For more half-baked ideas, see the ideas tag
I’m sure you’ve sat there waiting for some long compile to finish. It’s just started the tests, but you don’t want it to do the tests, just finish compiling dammit!
My half-baked idea is this: sending a special signal to a process (SIGOK
) should kill the process, but the process should return 0 (ie. non-error exit).
Extending what is already UNIX’s most esoteric and least well-designed interface with a weird special case just to improve shell UI sounds a bit risky to me.
I started trying a guru-mode systemtap script to inject a SIGKILL, then catch the process in kernel do_exit() and squash the exit code to 0. However, the obvious “$code = 0” is not enough to hide the signal, by my experiment, so it may need to modify current->signal or something too.
It’s much simpler to just inject a call with gdb, like:
gdb -ex ‘p _exit(0)’ -ex quit -p $TARGET_PID
Of course this only works for a single process.
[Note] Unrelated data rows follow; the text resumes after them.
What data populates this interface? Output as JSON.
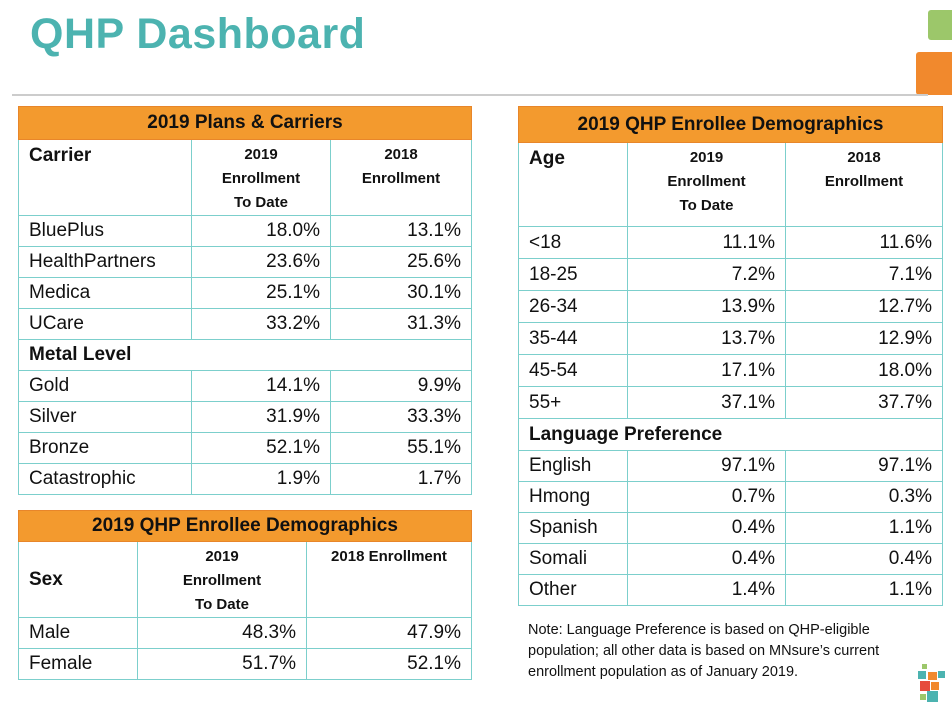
{
  "title": "QHP Dashboard",
  "plans": {
    "heading": "2019 Plans & Carriers",
    "col0": "Carrier",
    "col1": [
      "2019",
      "Enrollment",
      "To Date"
    ],
    "col2": [
      "2018",
      "Enrollment"
    ],
    "carriers": [
      [
        "BluePlus",
        "18.0%",
        "13.1%"
      ],
      [
        "HealthPartners",
        "23.6%",
        "25.6%"
      ],
      [
        "Medica",
        "25.1%",
        "30.1%"
      ],
      [
        "UCare",
        "33.2%",
        "31.3%"
      ]
    ],
    "metal_heading": "Metal Level",
    "metals": [
      [
        "Gold",
        "14.1%",
        "9.9%"
      ],
      [
        "Silver",
        "31.9%",
        "33.3%"
      ],
      [
        "Bronze",
        "52.1%",
        "55.1%"
      ],
      [
        "Catastrophic",
        "1.9%",
        "1.7%"
      ]
    ]
  },
  "sex": {
    "heading": "2019 QHP Enrollee Demographics",
    "col0": "Sex",
    "col1": [
      "2019",
      "Enrollment",
      "To Date"
    ],
    "col2": "2018 Enrollment",
    "rows": [
      [
        "Male",
        "48.3%",
        "47.9%"
      ],
      [
        "Female",
        "51.7%",
        "52.1%"
      ]
    ]
  },
  "demo": {
    "heading": "2019 QHP Enrollee Demographics",
    "col0": "Age",
    "col1": [
      "2019",
      "Enrollment",
      "To Date"
    ],
    "col2": [
      "2018",
      "Enrollment"
    ],
    "ages": [
      [
        "<18",
        "11.1%",
        "11.6%"
      ],
      [
        "18-25",
        "7.2%",
        "7.1%"
      ],
      [
        "26-34",
        "13.9%",
        "12.7%"
      ],
      [
        "35-44",
        "13.7%",
        "12.9%"
      ],
      [
        "45-54",
        "17.1%",
        "18.0%"
      ],
      [
        "55+",
        "37.1%",
        "37.7%"
      ]
    ],
    "lang_heading": "Language Preference",
    "langs": [
      [
        "English",
        "97.1%",
        "97.1%"
      ],
      [
        "Hmong",
        "0.7%",
        "0.3%"
      ],
      [
        "Spanish",
        "0.4%",
        "1.1%"
      ],
      [
        "Somali",
        "0.4%",
        "0.4%"
      ],
      [
        "Other",
        "1.4%",
        "1.1%"
      ]
    ]
  },
  "note": "Note:  Language Preference is based on QHP-eligible population; all other data is based on MNsure’s current enrollment population as of January 2019.",
  "colors": {
    "title": "#4cb3b0",
    "header": "#f39a2e",
    "border": "#7ccfcc"
  }
}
If you want to “SIGOK” a whole process group, or a target already under ptrace, then I’d look back at a systemtap approach. (Or lobby for a real SIGOK — good luck…)
Note the GNU coreutils timeout command since version 8.21 has a –preserve-status option for running commands that can run for an indeterminate amount of time. I.E. run until told to stop. You tell the timeout group to stop with the ALRM signal, so something like:
timeout –preserve-status 365d my_command & pid=$!